The wind sang as it danced with my hair. It was a bold and prideful dancer. It made sure to waltz with every tuff, every string of brown.
I took another step.
The trees encapsulated me in a leafy haven, a giant hug I could linger in forever. Leaves tickled each other and their trunks, spurting with giggles every time their branches collided with another.
I took another step.
Dewdrops tickled the end of my shoes begging me to delve into its lake of dew and damp grass. ‘You could swim in it forever!’ It said. I probably could.
I laid down.
The grass was soft and moist as if I was touching the cheeks of crying clouds.
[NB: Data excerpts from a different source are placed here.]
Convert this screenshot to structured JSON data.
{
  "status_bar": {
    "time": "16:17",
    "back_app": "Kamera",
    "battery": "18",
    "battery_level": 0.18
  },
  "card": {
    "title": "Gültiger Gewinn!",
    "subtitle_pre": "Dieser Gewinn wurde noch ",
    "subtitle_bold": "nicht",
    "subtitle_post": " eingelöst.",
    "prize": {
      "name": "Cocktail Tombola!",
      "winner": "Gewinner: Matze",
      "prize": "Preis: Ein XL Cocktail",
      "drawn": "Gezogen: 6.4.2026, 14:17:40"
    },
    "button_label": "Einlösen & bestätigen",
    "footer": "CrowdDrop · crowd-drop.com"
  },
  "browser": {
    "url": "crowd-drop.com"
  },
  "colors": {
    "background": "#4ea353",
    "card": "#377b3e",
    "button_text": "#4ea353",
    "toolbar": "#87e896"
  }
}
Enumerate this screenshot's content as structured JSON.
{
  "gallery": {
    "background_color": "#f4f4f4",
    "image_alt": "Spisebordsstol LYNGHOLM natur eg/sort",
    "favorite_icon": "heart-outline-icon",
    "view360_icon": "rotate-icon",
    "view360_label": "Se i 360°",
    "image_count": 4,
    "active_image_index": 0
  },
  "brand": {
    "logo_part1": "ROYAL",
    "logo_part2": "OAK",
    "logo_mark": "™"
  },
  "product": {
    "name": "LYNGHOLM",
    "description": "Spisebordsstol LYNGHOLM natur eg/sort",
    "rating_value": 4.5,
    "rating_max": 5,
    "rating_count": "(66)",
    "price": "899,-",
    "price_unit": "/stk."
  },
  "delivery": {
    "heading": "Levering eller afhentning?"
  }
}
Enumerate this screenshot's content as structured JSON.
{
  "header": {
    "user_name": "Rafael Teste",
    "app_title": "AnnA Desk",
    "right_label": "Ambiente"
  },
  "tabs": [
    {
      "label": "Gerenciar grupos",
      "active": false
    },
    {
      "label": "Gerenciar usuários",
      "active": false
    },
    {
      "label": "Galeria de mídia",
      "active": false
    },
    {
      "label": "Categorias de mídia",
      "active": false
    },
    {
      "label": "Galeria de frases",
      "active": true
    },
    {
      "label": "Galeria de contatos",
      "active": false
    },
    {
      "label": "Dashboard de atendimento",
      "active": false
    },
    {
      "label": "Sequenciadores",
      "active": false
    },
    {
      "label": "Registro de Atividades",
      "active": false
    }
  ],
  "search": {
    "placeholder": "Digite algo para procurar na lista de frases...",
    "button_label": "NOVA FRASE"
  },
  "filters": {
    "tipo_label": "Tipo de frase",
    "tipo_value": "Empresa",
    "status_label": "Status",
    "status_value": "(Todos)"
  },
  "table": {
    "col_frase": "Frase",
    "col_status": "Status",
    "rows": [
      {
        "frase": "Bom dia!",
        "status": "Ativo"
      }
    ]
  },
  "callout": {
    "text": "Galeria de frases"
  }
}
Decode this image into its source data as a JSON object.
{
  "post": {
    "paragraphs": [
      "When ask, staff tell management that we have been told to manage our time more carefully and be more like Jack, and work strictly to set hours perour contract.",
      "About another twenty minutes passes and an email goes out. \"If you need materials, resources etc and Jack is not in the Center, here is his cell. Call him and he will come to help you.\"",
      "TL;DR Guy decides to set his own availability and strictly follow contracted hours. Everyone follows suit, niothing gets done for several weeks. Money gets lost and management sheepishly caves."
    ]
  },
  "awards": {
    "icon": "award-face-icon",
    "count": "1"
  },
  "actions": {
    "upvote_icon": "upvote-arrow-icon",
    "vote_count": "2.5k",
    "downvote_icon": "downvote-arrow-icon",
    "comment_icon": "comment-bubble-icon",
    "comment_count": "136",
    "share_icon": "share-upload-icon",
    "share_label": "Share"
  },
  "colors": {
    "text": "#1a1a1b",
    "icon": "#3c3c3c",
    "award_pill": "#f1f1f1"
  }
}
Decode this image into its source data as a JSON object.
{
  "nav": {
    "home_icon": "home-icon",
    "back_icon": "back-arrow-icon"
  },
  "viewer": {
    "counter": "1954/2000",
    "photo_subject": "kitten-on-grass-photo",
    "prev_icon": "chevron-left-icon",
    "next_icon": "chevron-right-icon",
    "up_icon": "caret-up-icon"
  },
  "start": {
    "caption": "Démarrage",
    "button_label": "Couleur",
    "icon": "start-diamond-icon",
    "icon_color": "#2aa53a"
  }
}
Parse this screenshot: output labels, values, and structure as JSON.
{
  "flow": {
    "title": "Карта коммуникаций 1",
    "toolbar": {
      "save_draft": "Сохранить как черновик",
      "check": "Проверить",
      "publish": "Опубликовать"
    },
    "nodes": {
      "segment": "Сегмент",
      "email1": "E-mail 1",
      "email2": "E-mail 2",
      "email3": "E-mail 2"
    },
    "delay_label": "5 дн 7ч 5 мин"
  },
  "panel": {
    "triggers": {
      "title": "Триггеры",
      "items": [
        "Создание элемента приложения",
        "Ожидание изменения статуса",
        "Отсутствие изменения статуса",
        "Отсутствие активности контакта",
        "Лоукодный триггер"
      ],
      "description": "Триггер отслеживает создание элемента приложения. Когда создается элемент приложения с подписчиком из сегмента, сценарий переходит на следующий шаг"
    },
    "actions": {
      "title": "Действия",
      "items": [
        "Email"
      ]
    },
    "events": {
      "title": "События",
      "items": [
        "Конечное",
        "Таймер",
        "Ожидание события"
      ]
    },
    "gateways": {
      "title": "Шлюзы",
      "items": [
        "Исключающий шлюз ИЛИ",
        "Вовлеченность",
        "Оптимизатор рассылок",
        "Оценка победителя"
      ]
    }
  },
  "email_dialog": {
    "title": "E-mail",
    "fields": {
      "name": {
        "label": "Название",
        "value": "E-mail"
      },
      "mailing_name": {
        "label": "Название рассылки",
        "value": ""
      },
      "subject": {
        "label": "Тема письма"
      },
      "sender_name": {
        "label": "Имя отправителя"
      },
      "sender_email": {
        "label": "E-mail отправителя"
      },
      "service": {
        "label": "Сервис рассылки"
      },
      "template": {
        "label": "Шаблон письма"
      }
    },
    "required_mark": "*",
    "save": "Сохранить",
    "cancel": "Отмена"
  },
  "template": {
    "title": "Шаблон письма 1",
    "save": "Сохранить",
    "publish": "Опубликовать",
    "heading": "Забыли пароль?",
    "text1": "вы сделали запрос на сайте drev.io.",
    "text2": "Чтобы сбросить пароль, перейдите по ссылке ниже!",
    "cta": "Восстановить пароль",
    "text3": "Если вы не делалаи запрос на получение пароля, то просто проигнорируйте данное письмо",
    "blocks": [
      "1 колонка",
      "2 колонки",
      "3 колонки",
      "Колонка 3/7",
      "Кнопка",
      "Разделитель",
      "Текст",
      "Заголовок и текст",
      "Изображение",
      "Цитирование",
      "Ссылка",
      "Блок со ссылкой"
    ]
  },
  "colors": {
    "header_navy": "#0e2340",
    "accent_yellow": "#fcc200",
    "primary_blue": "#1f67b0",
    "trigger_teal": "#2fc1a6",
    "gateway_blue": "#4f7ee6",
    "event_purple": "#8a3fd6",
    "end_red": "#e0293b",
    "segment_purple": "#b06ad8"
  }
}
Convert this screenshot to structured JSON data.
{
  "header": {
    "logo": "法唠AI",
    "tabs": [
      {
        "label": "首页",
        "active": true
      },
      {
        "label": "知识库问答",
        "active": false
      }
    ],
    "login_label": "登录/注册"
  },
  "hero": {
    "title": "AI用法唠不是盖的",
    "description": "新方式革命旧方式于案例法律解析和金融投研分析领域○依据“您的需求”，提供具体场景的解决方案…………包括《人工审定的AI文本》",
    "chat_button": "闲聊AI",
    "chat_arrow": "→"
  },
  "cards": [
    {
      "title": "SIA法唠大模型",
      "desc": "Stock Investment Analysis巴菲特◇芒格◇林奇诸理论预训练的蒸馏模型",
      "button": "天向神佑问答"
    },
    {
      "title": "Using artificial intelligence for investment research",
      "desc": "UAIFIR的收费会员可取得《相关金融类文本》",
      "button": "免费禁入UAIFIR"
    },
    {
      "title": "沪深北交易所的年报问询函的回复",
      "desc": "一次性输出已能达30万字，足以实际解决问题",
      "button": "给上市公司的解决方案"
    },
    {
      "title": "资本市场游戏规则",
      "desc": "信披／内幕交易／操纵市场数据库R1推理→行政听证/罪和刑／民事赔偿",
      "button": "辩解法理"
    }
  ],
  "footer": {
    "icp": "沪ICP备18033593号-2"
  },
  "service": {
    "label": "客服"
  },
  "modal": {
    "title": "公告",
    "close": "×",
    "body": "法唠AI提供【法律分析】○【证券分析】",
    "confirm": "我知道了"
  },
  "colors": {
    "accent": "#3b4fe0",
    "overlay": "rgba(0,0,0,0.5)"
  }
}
Dew dampened the outline of my body. Bugs jumped in and out of the grass like the birds that mazed through the waving trees above. I laughed. I was swimming. But not in a lake. In an ocean. An ocean that I could hide in forever and watch the trees and play with the wind and birds race each other in the river of the silky breeze. Because this is where I hide from the world. Safely cocooned in a forest, tucked away from the slithering darkness that would stamp on all emerging butterflies.
I sat.
I sat, leaning on a tree as I watched the sun drown in the rolling hills of the forest. Of my forest. Slowly I got up and ran home, took off my shoes and crawled into bed.
I dreamt.
I dreamt of tomorrow and the dancing wind.